Because of the need for higher quality control, Lapidus said, the DOE JGI developed a new quality control approach that involves a computer tool called LUCY to trim out low-quality sequence in combination with the Paracel Genome Assembler, which appeared to be more appropriate for metagenomic assemblies. This approach was pioneered on the Lake Washington project, Lapidus said, and due to its superior results it is now the standard metagenomic assembly method at the DOE JGI.
“The DOE JGI’s unique Integrated Microbial Genomics with Microbiome Samples (IMG/M) [http://img.jgi.doe.gov/m] data management system was used for detailed annotation, and was instrumental for efficient comparative analysis and metabolic reconstruction of the samples,” Lapidus said.
Michael Galperin, a microbial geneticist at the National Center for Biotechnology Information at the National Institutes of Health, who was not involved in the study, said in an email that the paper describes “an interesting novel approach” and the results “constitute a significant advance in the emerging discipline of metagenomics.”
“I think other people can use the same approach in different environments, as long as they have an enrichment technique,” Chistoserdova said. “For us this work is just the beginning, because now we will be using this metagenomic sequence as a scaffold for downstream experiments in our lake.”
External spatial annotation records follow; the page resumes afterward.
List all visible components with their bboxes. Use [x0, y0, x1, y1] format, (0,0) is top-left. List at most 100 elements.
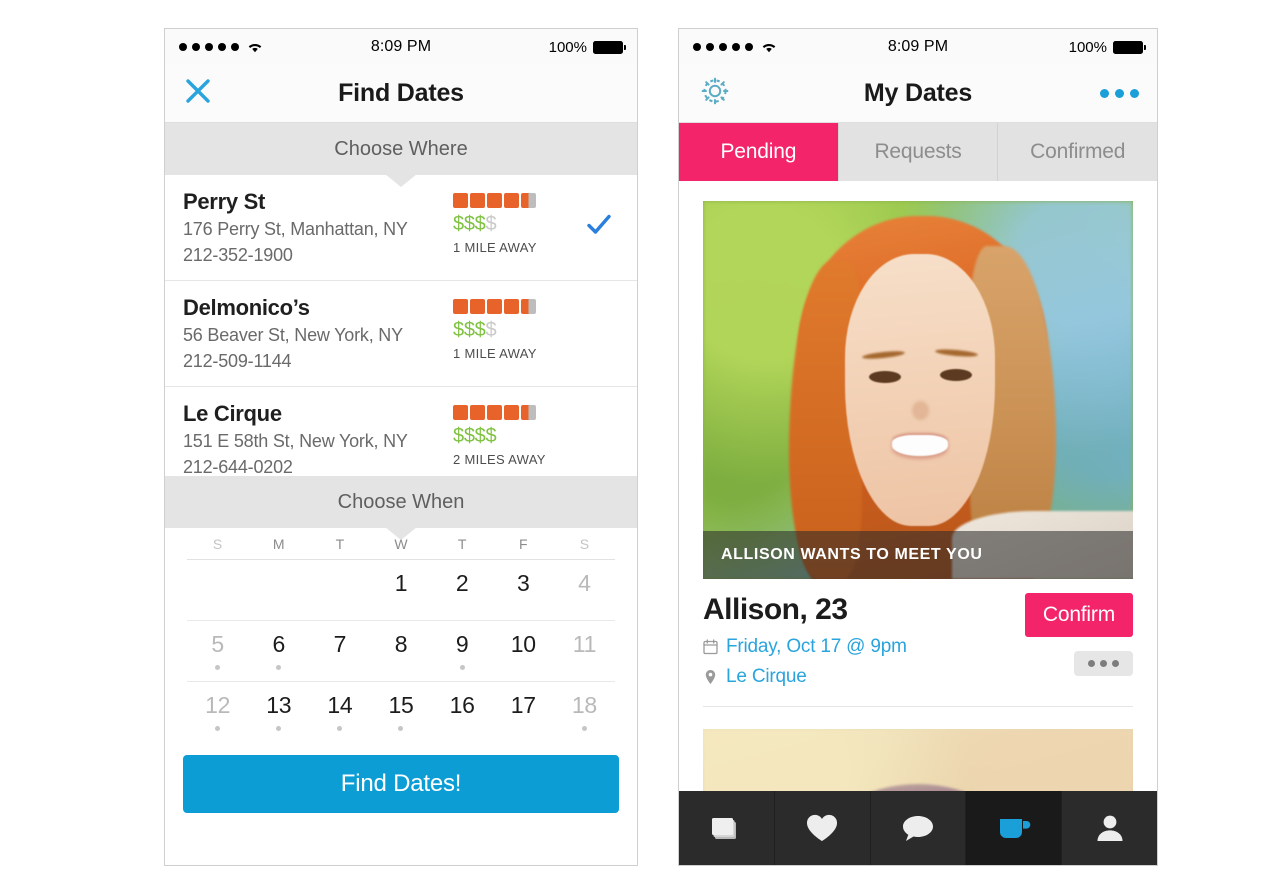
calendar-day-number: 6 [272, 631, 285, 658]
choose-where-label: Choose Where [334, 137, 468, 160]
calendar-day-dot [215, 726, 221, 732]
tab-likes[interactable] [775, 791, 871, 865]
coffee-cup-icon [996, 813, 1032, 843]
calendar-day-cell[interactable]: 17 [493, 682, 554, 743]
tab-dates[interactable] [966, 791, 1063, 865]
weekday-header: S [579, 536, 590, 553]
rating-stars-icon [453, 405, 579, 421]
calendar-day-cell[interactable]: 5 [187, 621, 248, 682]
calendar-day-cell[interactable]: 3 [493, 560, 554, 621]
choose-when-header[interactable]: Choose When [165, 476, 637, 541]
calendar-day-cell[interactable]: 9 [432, 621, 493, 682]
calendar: S M T W T F S 1 2 3 4 5 6 7 8 9 10 11 12… [165, 528, 637, 743]
tab-bar: Pending Requests Confirmed [679, 123, 1157, 181]
restaurant-info: Delmonico’s 56 Beaver St, New York, NY 2… [183, 295, 453, 374]
more-horizontal-icon[interactable] [1100, 89, 1139, 98]
calendar-day-cell[interactable]: 8 [370, 621, 431, 682]
nav-bar-right: My Dates [679, 65, 1157, 123]
page-title: Find Dates [338, 79, 464, 107]
calendar-day-cell[interactable]: 4 [554, 560, 615, 621]
calendar-day-cell[interactable]: 14 [309, 682, 370, 743]
calendar-day-dot [398, 726, 404, 732]
gear-icon[interactable] [697, 77, 733, 113]
weekday-header: T [335, 536, 345, 553]
heart-icon [805, 812, 839, 844]
checkmark-icon [587, 214, 611, 234]
date-card-body: Allison, 23 Friday, Oct 17 @ 9pm Le Cirq… [679, 579, 1157, 706]
calendar-day-cell[interactable] [309, 560, 370, 621]
status-bar-right: 8:09 PM 100% [679, 29, 1157, 65]
confirm-button[interactable]: Confirm [1024, 593, 1133, 637]
calendar-day-number: 16 [449, 692, 475, 719]
card-more-button[interactable] [1074, 651, 1133, 676]
tab-confirmed[interactable]: Confirmed [998, 123, 1157, 181]
calendar-day-cell[interactable]: 18 [554, 682, 615, 743]
date-time-row[interactable]: Friday, Oct 17 @ 9pm [703, 636, 1015, 658]
status-bar-left: 8:09 PM 100% [165, 29, 637, 65]
calendar-day-cell[interactable]: 7 [309, 621, 370, 682]
weekday-header: M [272, 536, 285, 553]
rating-stars-icon [453, 299, 579, 315]
calendar-day-cell[interactable]: 1 [370, 560, 431, 621]
status-time: 8:09 PM [370, 38, 432, 55]
calendar-day-cell[interactable]: 16 [432, 682, 493, 743]
selected-check [579, 189, 619, 237]
table-row[interactable]: Perry St 176 Perry St, Manhattan, NY 212… [165, 175, 637, 282]
selected-check [579, 295, 619, 317]
restaurant-info: Perry St 176 Perry St, Manhattan, NY 212… [183, 189, 453, 268]
choose-where-header[interactable]: Choose Where [165, 123, 637, 187]
weekday-header: F [518, 536, 528, 553]
calendar-day-number: 7 [333, 631, 347, 658]
restaurant-name: Delmonico’s [183, 295, 310, 321]
date-time-text: Friday, Oct 17 @ 9pm [726, 635, 907, 657]
calendar-day-number: 14 [327, 692, 353, 719]
date-place-row[interactable]: Le Cirque [703, 666, 1015, 688]
restaurant-address: 56 Beaver St, New York, NY [183, 324, 403, 345]
portrait-illustration [703, 201, 1133, 579]
calendar-day-cell[interactable]: 13 [248, 682, 309, 743]
calendar-day-cell[interactable]: 11 [554, 621, 615, 682]
restaurant-info: Le Cirque 151 E 58th St, New York, NY 21… [183, 401, 453, 480]
tab-cards[interactable] [679, 791, 775, 865]
dates-feed: ALLISON WANTS TO MEET YOU Allison, 23 Fr… [679, 181, 1157, 826]
phone-right-my-dates: 8:09 PM 100% My Dates Pending Requests C… [678, 28, 1158, 866]
tab-profile[interactable] [1062, 791, 1157, 865]
calendar-day-number: 2 [455, 570, 469, 597]
date-card-actions: Confirm [1015, 593, 1133, 676]
settings-button[interactable] [697, 73, 733, 114]
calendar-icon [703, 638, 718, 655]
screenshot-stage: 8:09 PM 100% Find Dates Choose Where Per [0, 0, 1270, 891]
calendar-day-cell[interactable]: 6 [248, 621, 309, 682]
bottom-tab-bar [679, 791, 1157, 865]
restaurant-name: Perry St [183, 189, 265, 214]
calendar-day-cell[interactable] [187, 560, 248, 621]
calendar-day-cell[interactable]: 10 [493, 621, 554, 682]
nav-bar-left: Find Dates [165, 65, 637, 123]
calendar-day-cell[interactable]: 2 [432, 560, 493, 621]
restaurant-distance: 2 MILES AWAY [453, 452, 546, 468]
date-photo[interactable]: ALLISON WANTS TO MEET YOU [703, 201, 1133, 579]
overflow-menu-button[interactable] [1100, 89, 1139, 98]
close-icon[interactable] [183, 79, 213, 110]
calendar-day-number: 8 [394, 631, 408, 658]
restaurant-phone: 212-509-1144 [183, 350, 292, 371]
calendar-week-row: 1 2 3 4 [187, 560, 615, 621]
calendar-day-number: 18 [571, 692, 597, 719]
rating-stars-icon [453, 193, 579, 208]
cta-container: Find Dates! [165, 742, 637, 833]
close-button[interactable] [183, 76, 213, 111]
person-icon [1094, 812, 1126, 844]
restaurant-name: Le Cirque [183, 401, 282, 427]
calendar-day-cell[interactable] [248, 560, 309, 621]
tab-pending[interactable]: Pending [679, 123, 839, 181]
weekday-header: S [212, 536, 223, 553]
calendar-day-cell[interactable]: 12 [187, 682, 248, 743]
restaurant-distance: 1 MILE AWAY [453, 240, 537, 255]
tab-requests[interactable]: Requests [838, 123, 999, 181]
table-row[interactable]: Delmonico’s 56 Beaver St, New York, NY 2… [165, 281, 637, 388]
calendar-day-cell[interactable]: 15 [370, 682, 431, 743]
table-row[interactable]: Le Cirque 151 E 58th St, New York, NY 21… [165, 387, 637, 490]
find-dates-button[interactable]: Find Dates! [183, 754, 619, 813]
calendar-day-dot [337, 726, 343, 732]
tab-messages[interactable] [871, 791, 967, 865]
Other DOE JGI authors include Natalia Ivanova, Alex Copeland, Asaf Salamov, Igor Grigoriev, Susannah Tringe, David Bruce (Los Alamos National Laboratory) and Paul Richardson; and Ernest Szeto and Victor Markowitz of the Data Management and Technology Center, Lawrence Berkeley National Laboratory.
The U.S. Department of Energy Joint Genome Institute, supported by the DOE Office of Science, unites the expertise of five national laboratories — Lawrence Berkeley, Lawrence Livermore, Los Alamos, Oak Ridge, and Pacific Northwest — along with the Stanford Human Genome Center to advance genomics in support of the DOE missions related to clean energy generation and environmental characterization and cleanup. DOE JGI’s Walnut Creek, CA, Production Genomics Facility provides integrated high-throughput sequencing and computational analysis that enable systems-based scientific approaches to these challenges.